O fenômeno deve atingir seu ponto máximo até o final deste ano, mas os impactos climáticos devem persistir durante 2027. A secretária-geral da OMM, Celeste Saulo, afirmou que o episódio atual tem potencial para provocar um golpe devastador em comunidades e economias globais, intensificando riscos de inundações, secas e calor extremo.
Na América Latina, o Equador decretou alerta vermelho. Panamá e El Salvador estabeleceram estado de emergência, situação que já resultou na redução do tráfego de navios pelo Canal do Panamá. O secretário-geral da ONU, António Guterres, declarou que o mundo está na zona de perigo do clima extremo.

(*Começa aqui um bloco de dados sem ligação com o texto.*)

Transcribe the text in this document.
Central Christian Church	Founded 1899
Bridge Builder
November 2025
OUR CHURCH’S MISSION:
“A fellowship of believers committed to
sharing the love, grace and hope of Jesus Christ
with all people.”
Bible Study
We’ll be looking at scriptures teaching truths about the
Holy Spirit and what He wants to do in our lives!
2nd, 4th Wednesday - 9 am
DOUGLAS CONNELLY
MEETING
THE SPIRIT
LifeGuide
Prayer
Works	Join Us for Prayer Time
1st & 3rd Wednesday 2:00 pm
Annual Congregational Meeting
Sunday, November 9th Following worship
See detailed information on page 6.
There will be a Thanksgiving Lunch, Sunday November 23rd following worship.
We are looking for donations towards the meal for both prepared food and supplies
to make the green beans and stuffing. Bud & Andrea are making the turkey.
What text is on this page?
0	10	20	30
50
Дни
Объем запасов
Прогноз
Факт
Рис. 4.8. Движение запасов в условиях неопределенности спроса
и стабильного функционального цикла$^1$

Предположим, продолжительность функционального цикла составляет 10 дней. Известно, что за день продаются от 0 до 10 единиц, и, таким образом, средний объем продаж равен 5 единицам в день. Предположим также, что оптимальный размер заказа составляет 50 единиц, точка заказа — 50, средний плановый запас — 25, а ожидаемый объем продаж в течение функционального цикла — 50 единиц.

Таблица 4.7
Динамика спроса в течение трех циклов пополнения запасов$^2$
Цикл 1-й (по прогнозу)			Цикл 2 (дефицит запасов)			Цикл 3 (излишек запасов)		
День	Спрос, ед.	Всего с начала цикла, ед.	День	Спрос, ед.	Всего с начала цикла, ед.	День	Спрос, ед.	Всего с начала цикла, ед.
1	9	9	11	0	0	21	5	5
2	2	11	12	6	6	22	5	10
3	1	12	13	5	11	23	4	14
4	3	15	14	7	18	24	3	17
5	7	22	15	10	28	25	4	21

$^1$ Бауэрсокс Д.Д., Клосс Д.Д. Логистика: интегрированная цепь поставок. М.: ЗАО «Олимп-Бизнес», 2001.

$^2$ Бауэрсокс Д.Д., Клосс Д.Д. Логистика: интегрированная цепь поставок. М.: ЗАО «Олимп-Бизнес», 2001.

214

Embora não seja causado pelas mudanças climáticas, a OMM indica que o El Niño agrava o aquecimento global provocado pela queima de combustíveis fósseis. O ano de 2024 foi o mais quente já registrado após o último ciclo do fenômeno. Entre maio e julho, a temperatura da superfície do mar no centro-leste do Pacífico ficou 1,5°C acima do normal.
A Organização Internacional para as Migrações (OIM) lançou um apelo para arrecadar US$ 110 milhões para proteger 4,9 milhões de pessoas dos efeitos do episódio. A OMM estima que a probabilidade de o fenômeno prosseguir até fevereiro é próxima de 100%.
As previsões para o período entre setembro e novembro indicam maior probabilidade de temperaturas acima do normal em quase todas as áreas continentais. O chefe de Previsão Climática da OMM, Wilfran Moufouma-Okia, disse que a intensidade do pico torna impossível prever a gravidade exata das consequências.